O aumento foi impulsionado principalmente pela emissão de títulos públicos vinculados à Taxa Selic, que está em 14,25% ao ano. A dívida interna em títulos subiu 2,72%, chegando a R$ 8,692 trilhões, após o Tesouro emitir R$ 135,61 bilhões a mais do que resgatou. Além disso, a incorporação mensal dos juros ao estoque da dívida acrescentou R$ 94,17 bilhões. Já a dívida externa avançou 1,28%, para R$ 340,49 bilhões, influenciada pela valorização do dólar em maio.

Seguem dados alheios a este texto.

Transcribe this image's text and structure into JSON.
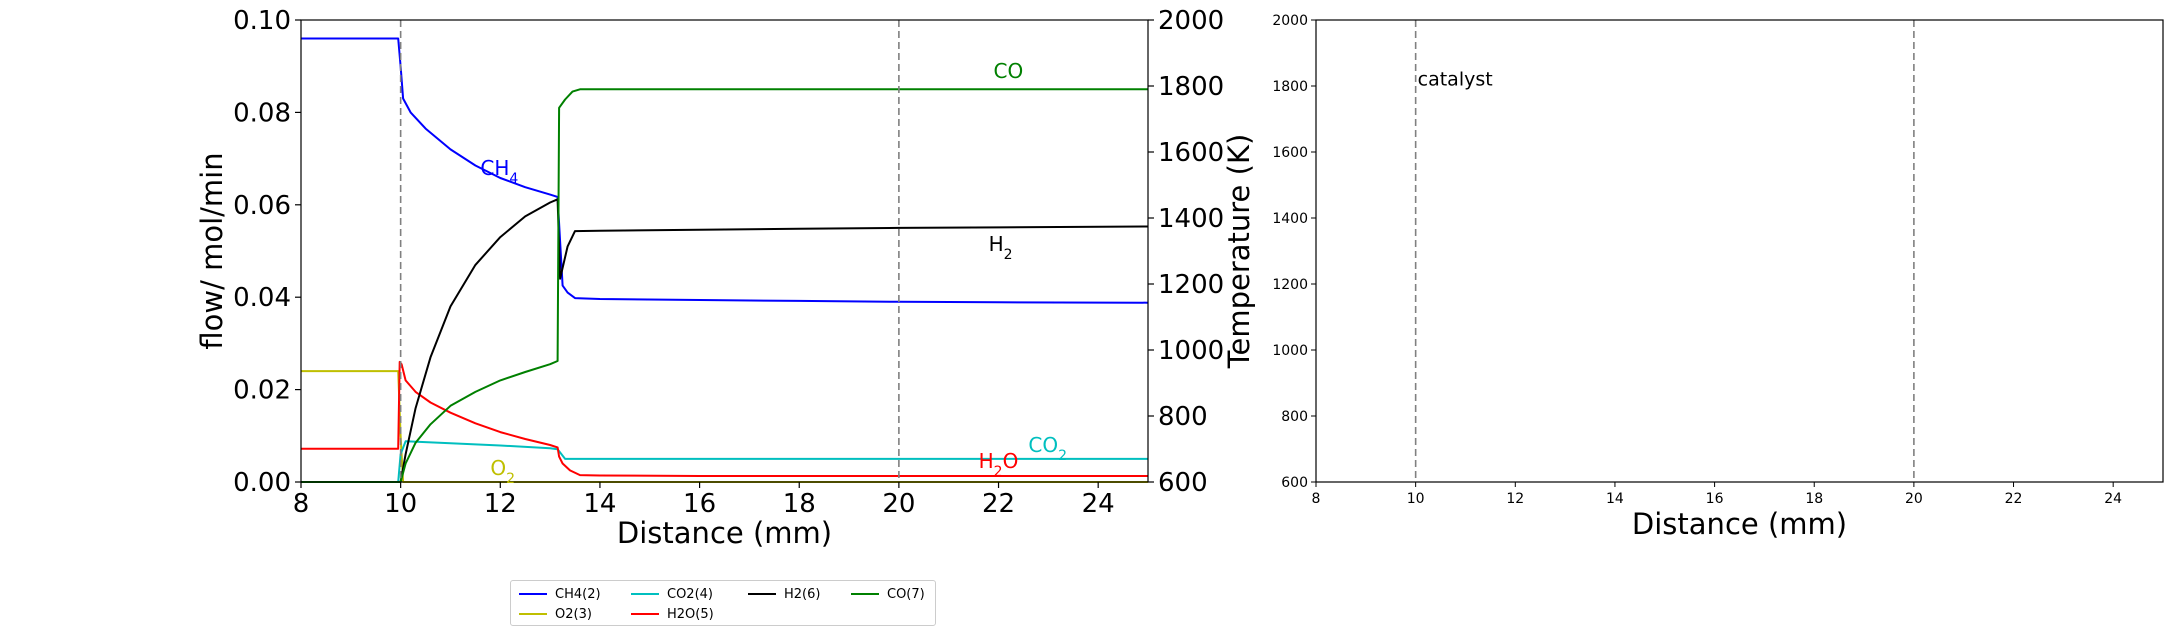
{
  "chart_data": [
    {
      "type": "line",
      "xlabel": "Distance (mm)",
      "ylabel": "flow/ mol/min",
      "y2label": "Temperature (K)",
      "xlim": [
        8,
        25
      ],
      "ylim": [
        0,
        0.1
      ],
      "y2lim": [
        600,
        2000
      ],
      "xticks": [
        "8",
        "10",
        "12",
        "14",
        "16",
        "18",
        "20",
        "22",
        "24"
      ],
      "yticks": [
        "0.00",
        "0.02",
        "0.04",
        "0.06",
        "0.08",
        "0.10"
      ],
      "y2ticks": [
        "600",
        "800",
        "1000",
        "1200",
        "1400",
        "1600",
        "1800",
        "2000"
      ],
      "vlines": [
        10,
        20
      ],
      "series": [
        {
          "name": "CH4(2)",
          "color": "#0000ff",
          "x": [
            8,
            9.95,
            10.0,
            10.05,
            10.2,
            10.5,
            11,
            11.5,
            12,
            12.5,
            13,
            13.15,
            13.25,
            13.35,
            13.5,
            14,
            16,
            18,
            20,
            22,
            25
          ],
          "y": [
            0.096,
            0.096,
            0.09,
            0.083,
            0.08,
            0.0765,
            0.072,
            0.0685,
            0.0658,
            0.0638,
            0.0622,
            0.0617,
            0.0425,
            0.041,
            0.0398,
            0.0396,
            0.0394,
            0.0392,
            0.039,
            0.0389,
            0.0388
          ]
        },
        {
          "name": "O2(3)",
          "color": "#bfbf00",
          "x": [
            8,
            9.95,
            10.0,
            10.05,
            12,
            25
          ],
          "y": [
            0.024,
            0.024,
            0.01,
            0.0,
            0.0,
            0.0
          ]
        },
        {
          "name": "CO2(4)",
          "color": "#00bfbf",
          "x": [
            8,
            9.95,
            10.0,
            10.1,
            11,
            12,
            13,
            13.15,
            13.3,
            16,
            20,
            25
          ],
          "y": [
            0.0,
            0.0,
            0.006,
            0.0088,
            0.0084,
            0.0079,
            0.0073,
            0.0071,
            0.005,
            0.005,
            0.005,
            0.005
          ]
        },
        {
          "name": "H2O(5)",
          "color": "#ff0000",
          "x": [
            8,
            9.95,
            9.98,
            10.02,
            10.1,
            10.3,
            10.6,
            11,
            11.5,
            12,
            12.5,
            13,
            13.15,
            13.18,
            13.25,
            13.4,
            13.6,
            14,
            16,
            18,
            20,
            22,
            25
          ],
          "y": [
            0.0072,
            0.0072,
            0.026,
            0.0255,
            0.022,
            0.0195,
            0.0172,
            0.015,
            0.0127,
            0.0108,
            0.0093,
            0.008,
            0.0075,
            0.0055,
            0.004,
            0.0025,
            0.0015,
            0.0014,
            0.0013,
            0.0013,
            0.0013,
            0.0013,
            0.0013
          ]
        },
        {
          "name": "H2(6)",
          "color": "#000000",
          "x": [
            8,
            9.95,
            10.0,
            10.1,
            10.3,
            10.6,
            11,
            11.5,
            12,
            12.5,
            13,
            13.15,
            13.2,
            13.35,
            13.5,
            14,
            16,
            18,
            20,
            22,
            25
          ],
          "y": [
            0.0,
            0.0,
            0.0,
            0.006,
            0.016,
            0.027,
            0.038,
            0.047,
            0.053,
            0.0575,
            0.0605,
            0.0612,
            0.044,
            0.051,
            0.0543,
            0.0544,
            0.0546,
            0.0548,
            0.055,
            0.0551,
            0.0553
          ]
        },
        {
          "name": "CO(7)",
          "color": "#008000",
          "x": [
            8,
            9.95,
            10.0,
            10.1,
            10.3,
            10.6,
            11,
            11.5,
            12,
            12.5,
            13,
            13.15,
            13.18,
            13.3,
            13.45,
            13.6,
            14,
            16,
            20,
            25
          ],
          "y": [
            0.0,
            0.0,
            0.0,
            0.004,
            0.0085,
            0.0125,
            0.0165,
            0.0195,
            0.022,
            0.0238,
            0.0255,
            0.0262,
            0.081,
            0.0828,
            0.0845,
            0.085,
            0.085,
            0.085,
            0.085,
            0.085
          ]
        }
      ],
      "annotations": [
        {
          "label": "CH",
          "sub": "4",
          "x": 11.6,
          "y": 0.0665,
          "color": "#0000ff"
        },
        {
          "label": "CO",
          "sub": "",
          "x": 21.9,
          "y": 0.0875,
          "color": "#008000"
        },
        {
          "label": "H",
          "sub": "2",
          "x": 21.8,
          "y": 0.05,
          "color": "#000000"
        },
        {
          "label": "CO",
          "sub": "2",
          "x": 22.6,
          "y": 0.0065,
          "color": "#00bfbf"
        },
        {
          "label": "H",
          "sub": "2",
          "suffix": "O",
          "x": 21.6,
          "y": 0.003,
          "color": "#ff0000"
        },
        {
          "label": "O",
          "sub": "2",
          "x": 11.8,
          "y": 0.0015,
          "color": "#bfbf00"
        }
      ]
    },
    {
      "type": "line",
      "xlabel": "Distance (mm)",
      "xlim": [
        8,
        25
      ],
      "ylim": [
        600,
        2000
      ],
      "xticks": [
        "8",
        "10",
        "12",
        "14",
        "16",
        "18",
        "20",
        "22",
        "24"
      ],
      "yticks": [
        "600",
        "800",
        "1000",
        "1200",
        "1400",
        "1600",
        "1800",
        "2000"
      ],
      "vlines": [
        10,
        20
      ],
      "annotations": [
        {
          "label": "catalyst",
          "x": 10.0,
          "y": 1820
        }
      ],
      "series": []
    }
  ],
  "legend": [
    {
      "label": "CH4(2)",
      "color": "#0000ff"
    },
    {
      "label": "CO2(4)",
      "color": "#00bfbf"
    },
    {
      "label": "H2(6)",
      "color": "#000000"
    },
    {
      "label": "CO(7)",
      "color": "#008000"
    },
    {
      "label": "O2(3)",
      "color": "#bfbf00"
    },
    {
      "label": "H2O(5)",
      "color": "#ff0000"
    }
  ]
}
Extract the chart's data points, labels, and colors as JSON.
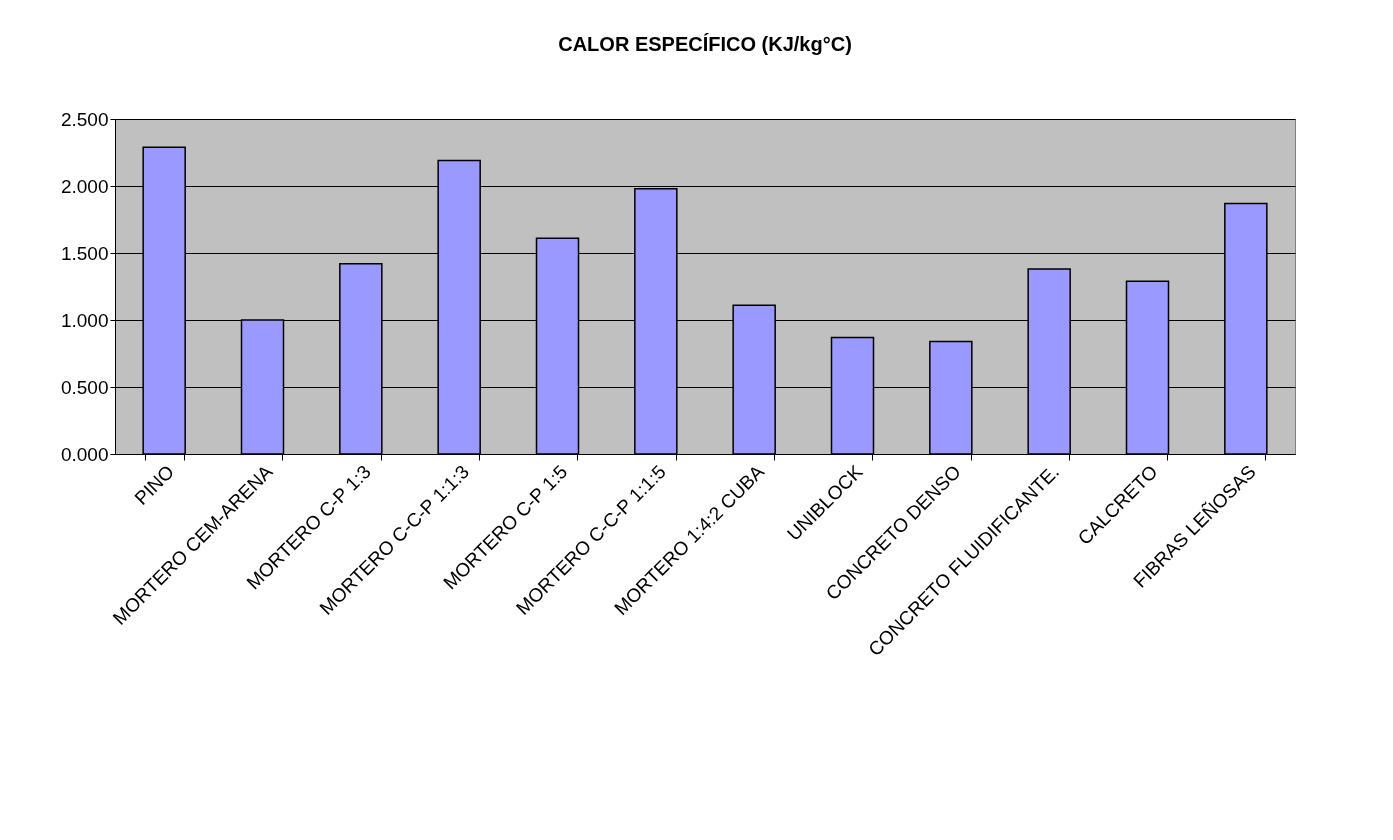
{
  "chart_data": {
    "type": "bar",
    "title": "CALOR ESPECÍFICO (KJ/kg°C)",
    "categories": [
      "PINO",
      "MORTERO CEM-ARENA",
      "MORTERO C-P 1:3",
      "MORTERO C-C-P 1:1:3",
      "MORTERO C-P 1:5",
      "MORTERO C-C-P 1:1:5",
      "MORTERO 1:4:2 CUBA",
      "UNIBLOCK",
      "CONCRETO DENSO",
      "CONCRETO FLUIDIFICANTE.",
      "CALCRETO",
      "FIBRAS LEÑOSAS"
    ],
    "values": [
      2.29,
      1.0,
      1.42,
      2.19,
      1.61,
      1.98,
      1.11,
      0.87,
      0.84,
      1.38,
      1.29,
      1.87
    ],
    "color": "#9999ff",
    "ylim": [
      0,
      2.5
    ],
    "yticks": [
      {
        "value": 0,
        "label": "0.000"
      },
      {
        "value": 0.5,
        "label": "0.500"
      },
      {
        "value": 1.0,
        "label": "1.000"
      },
      {
        "value": 1.5,
        "label": "1.500"
      },
      {
        "value": 2.0,
        "label": "2.000"
      },
      {
        "value": 2.5,
        "label": "2.500"
      }
    ],
    "grid": "y"
  }
}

A reserva financeira usada pelo governo para enfrentar vencimentos e períodos de instabilidade, conhecida como colchão da dívida, também aumentou, passando de R$ 1,091 trilhão para R$ 1,211 trilhão, o maior nível desde novembro de 2025. Esse montante cobre 9,14 meses de vencimentos. Entre os detentores da dívida interna, as instituições financeiras seguem com a maior participação, com 31,54%, seguidas por fundos de pensão e fundos de investimento. A fatia de investidores estrangeiros caiu para 10,14%, em meio à maior tensão no mercado financeiro internacional.